Plenty of space for thick rimmed glasses and scarves in 70 degree weather…

I’m not a star chaser. I’m not! Really! But… would I have cared about The Gorbals if not for Top Chef? Er, probably not.

In need for a last minute dinner reservation anywhere downtown, The Gorbals popped up on Open Table so I booked it. Illan Hall wasn’t a favorites on the show, but—much to the chagrin of my school teachers—TV tells me what to do these days.

In the pre-ultrahipsterazation lobby of the Alexandria Hotel an unremarkable door hides The Gorbal’s sparse dining room. Populated with utilitarian wooden furniture and down-lights, it’s a refreshingly quiet space from a winner of a reality television show. Although the unpretentiousness of the space is muddled by the paint-by-numbers predictability of the hostess’ high-waisted jeans and plastic rimmed glasses.

The menu is broken down by animal, with a neat little omnivore section for the likes of me (and you?)! The Pimento Cheese & Corn was sadly out of stock, still we ordered a nice assortment of hits and misses that gave me a clear picture of Chef Illan’s cooking point of view.

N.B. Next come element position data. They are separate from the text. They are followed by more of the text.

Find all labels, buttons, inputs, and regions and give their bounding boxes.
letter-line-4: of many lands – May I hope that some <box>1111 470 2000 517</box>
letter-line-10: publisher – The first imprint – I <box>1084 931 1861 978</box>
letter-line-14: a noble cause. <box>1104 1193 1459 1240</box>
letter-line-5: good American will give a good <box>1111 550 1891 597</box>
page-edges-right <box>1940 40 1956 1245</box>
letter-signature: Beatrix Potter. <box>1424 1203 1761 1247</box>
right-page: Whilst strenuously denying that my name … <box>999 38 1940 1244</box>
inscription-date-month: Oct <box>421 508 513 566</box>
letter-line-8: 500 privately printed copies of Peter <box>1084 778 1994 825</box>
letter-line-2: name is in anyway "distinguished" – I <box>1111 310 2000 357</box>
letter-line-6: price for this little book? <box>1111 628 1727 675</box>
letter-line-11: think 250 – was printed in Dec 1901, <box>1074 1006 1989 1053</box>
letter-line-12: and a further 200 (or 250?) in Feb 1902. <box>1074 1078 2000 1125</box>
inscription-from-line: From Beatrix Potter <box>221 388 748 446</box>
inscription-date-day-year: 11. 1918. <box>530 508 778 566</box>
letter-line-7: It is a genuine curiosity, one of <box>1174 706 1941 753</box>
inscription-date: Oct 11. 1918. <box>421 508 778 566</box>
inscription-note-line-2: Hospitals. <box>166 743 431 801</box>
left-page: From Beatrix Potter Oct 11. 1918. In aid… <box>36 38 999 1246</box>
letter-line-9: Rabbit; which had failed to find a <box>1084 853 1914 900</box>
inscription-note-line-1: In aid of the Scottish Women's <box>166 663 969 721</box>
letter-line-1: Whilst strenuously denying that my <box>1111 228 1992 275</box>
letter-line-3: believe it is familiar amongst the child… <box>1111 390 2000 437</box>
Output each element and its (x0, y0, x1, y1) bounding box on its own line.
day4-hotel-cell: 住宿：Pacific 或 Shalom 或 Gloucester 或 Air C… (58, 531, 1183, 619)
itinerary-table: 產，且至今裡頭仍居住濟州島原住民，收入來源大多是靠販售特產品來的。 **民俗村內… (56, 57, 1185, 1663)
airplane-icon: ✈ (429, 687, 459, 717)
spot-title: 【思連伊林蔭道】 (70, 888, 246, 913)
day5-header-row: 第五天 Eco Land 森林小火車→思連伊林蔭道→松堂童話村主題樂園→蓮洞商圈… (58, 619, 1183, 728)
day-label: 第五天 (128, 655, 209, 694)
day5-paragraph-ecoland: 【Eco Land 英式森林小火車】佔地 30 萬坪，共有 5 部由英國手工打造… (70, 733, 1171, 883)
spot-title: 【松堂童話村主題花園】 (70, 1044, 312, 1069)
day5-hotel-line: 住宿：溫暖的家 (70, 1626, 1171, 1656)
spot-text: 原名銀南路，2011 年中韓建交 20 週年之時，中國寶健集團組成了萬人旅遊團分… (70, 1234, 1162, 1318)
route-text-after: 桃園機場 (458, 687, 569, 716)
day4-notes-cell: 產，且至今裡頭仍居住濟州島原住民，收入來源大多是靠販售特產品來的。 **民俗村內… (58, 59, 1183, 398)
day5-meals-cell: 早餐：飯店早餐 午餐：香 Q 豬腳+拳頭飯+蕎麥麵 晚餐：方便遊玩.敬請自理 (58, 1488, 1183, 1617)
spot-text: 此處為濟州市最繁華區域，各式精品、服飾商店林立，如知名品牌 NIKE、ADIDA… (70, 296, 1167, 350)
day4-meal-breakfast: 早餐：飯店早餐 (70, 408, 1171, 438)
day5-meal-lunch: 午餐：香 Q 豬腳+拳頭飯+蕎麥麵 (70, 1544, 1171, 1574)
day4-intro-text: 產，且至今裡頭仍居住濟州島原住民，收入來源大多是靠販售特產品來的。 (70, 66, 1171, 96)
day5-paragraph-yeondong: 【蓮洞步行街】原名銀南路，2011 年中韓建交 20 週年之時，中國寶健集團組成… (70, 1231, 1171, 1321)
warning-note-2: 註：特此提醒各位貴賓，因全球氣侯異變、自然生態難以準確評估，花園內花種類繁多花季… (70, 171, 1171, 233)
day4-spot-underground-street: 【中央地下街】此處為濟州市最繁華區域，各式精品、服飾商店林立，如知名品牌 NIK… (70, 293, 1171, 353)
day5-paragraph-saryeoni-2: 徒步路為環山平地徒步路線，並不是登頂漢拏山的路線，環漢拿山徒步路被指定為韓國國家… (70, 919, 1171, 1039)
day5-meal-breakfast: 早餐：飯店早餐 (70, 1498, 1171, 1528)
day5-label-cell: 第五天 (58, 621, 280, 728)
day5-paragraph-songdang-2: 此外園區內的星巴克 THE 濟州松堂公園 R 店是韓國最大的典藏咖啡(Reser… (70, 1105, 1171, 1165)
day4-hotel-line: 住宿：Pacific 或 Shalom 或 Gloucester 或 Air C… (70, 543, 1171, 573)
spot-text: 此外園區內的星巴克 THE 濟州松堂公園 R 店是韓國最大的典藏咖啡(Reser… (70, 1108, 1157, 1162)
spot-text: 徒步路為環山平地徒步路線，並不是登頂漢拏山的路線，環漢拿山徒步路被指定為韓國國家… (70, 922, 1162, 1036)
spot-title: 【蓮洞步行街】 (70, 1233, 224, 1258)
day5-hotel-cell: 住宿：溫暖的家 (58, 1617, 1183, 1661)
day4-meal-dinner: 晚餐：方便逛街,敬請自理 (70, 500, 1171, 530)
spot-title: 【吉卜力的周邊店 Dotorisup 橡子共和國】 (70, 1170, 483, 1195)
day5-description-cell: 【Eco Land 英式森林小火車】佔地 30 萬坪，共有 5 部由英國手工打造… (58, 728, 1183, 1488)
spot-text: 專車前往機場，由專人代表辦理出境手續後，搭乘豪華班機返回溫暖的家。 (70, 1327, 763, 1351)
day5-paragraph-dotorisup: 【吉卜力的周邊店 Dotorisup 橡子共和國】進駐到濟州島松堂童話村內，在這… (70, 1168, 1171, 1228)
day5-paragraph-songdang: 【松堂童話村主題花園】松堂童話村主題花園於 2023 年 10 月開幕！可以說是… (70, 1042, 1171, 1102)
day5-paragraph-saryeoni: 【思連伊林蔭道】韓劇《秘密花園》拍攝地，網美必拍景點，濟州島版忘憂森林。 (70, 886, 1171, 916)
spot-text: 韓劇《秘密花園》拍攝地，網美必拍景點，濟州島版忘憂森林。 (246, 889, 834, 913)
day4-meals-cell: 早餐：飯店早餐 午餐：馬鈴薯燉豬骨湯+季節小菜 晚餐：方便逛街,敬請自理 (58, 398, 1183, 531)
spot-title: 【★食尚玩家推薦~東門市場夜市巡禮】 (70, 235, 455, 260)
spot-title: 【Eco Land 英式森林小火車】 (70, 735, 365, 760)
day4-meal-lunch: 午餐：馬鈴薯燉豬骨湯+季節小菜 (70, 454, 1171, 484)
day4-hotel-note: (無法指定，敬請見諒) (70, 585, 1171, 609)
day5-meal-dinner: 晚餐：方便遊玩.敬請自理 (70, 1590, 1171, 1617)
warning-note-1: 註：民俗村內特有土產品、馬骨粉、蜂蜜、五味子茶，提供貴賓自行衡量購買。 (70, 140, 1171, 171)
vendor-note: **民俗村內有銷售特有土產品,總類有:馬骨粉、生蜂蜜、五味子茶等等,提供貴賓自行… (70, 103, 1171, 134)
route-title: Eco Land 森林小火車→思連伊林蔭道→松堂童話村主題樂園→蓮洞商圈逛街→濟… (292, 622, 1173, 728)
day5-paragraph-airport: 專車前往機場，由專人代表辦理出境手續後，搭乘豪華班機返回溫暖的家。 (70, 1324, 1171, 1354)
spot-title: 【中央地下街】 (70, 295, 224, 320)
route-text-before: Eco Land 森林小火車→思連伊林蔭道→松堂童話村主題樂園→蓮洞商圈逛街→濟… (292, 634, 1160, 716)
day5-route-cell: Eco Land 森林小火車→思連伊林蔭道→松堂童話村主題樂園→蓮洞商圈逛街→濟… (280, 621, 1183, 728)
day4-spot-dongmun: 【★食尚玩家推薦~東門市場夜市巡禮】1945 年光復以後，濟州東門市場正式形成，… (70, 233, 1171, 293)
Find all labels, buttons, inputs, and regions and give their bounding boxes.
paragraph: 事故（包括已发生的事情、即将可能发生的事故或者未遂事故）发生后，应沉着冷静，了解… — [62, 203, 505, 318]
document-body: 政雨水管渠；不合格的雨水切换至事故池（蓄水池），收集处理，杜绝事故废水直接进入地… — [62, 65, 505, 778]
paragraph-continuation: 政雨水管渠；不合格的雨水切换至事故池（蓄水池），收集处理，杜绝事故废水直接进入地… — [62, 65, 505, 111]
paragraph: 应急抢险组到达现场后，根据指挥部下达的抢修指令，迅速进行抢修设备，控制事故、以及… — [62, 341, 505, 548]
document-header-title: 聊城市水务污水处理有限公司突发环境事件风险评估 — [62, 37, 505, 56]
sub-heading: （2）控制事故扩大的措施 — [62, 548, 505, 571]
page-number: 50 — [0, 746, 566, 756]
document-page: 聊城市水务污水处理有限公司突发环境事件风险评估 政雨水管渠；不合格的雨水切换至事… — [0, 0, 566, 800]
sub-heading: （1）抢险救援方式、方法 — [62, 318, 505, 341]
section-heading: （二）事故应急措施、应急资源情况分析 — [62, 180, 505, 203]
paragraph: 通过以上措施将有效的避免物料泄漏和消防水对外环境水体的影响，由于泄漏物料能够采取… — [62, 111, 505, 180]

Yes, even without the meat.

The secret to these cucumbers is not lemon

Our meal kicked off with the Persian cucumbers and clearly not canned Garbanzos Beans tossed with Sesame Oil and Sumac ($8). Wading in a puddle of what I assumed to be watered down sesame oil, the cucumbers were ‘kicked up a notch’ with sumac. Apparently I didn’t know what sumac was before this meal, but I’ll never forget it now! Though the red color implies spiciness, it’s more like a sharp dusting of lemony zest! Fabulous!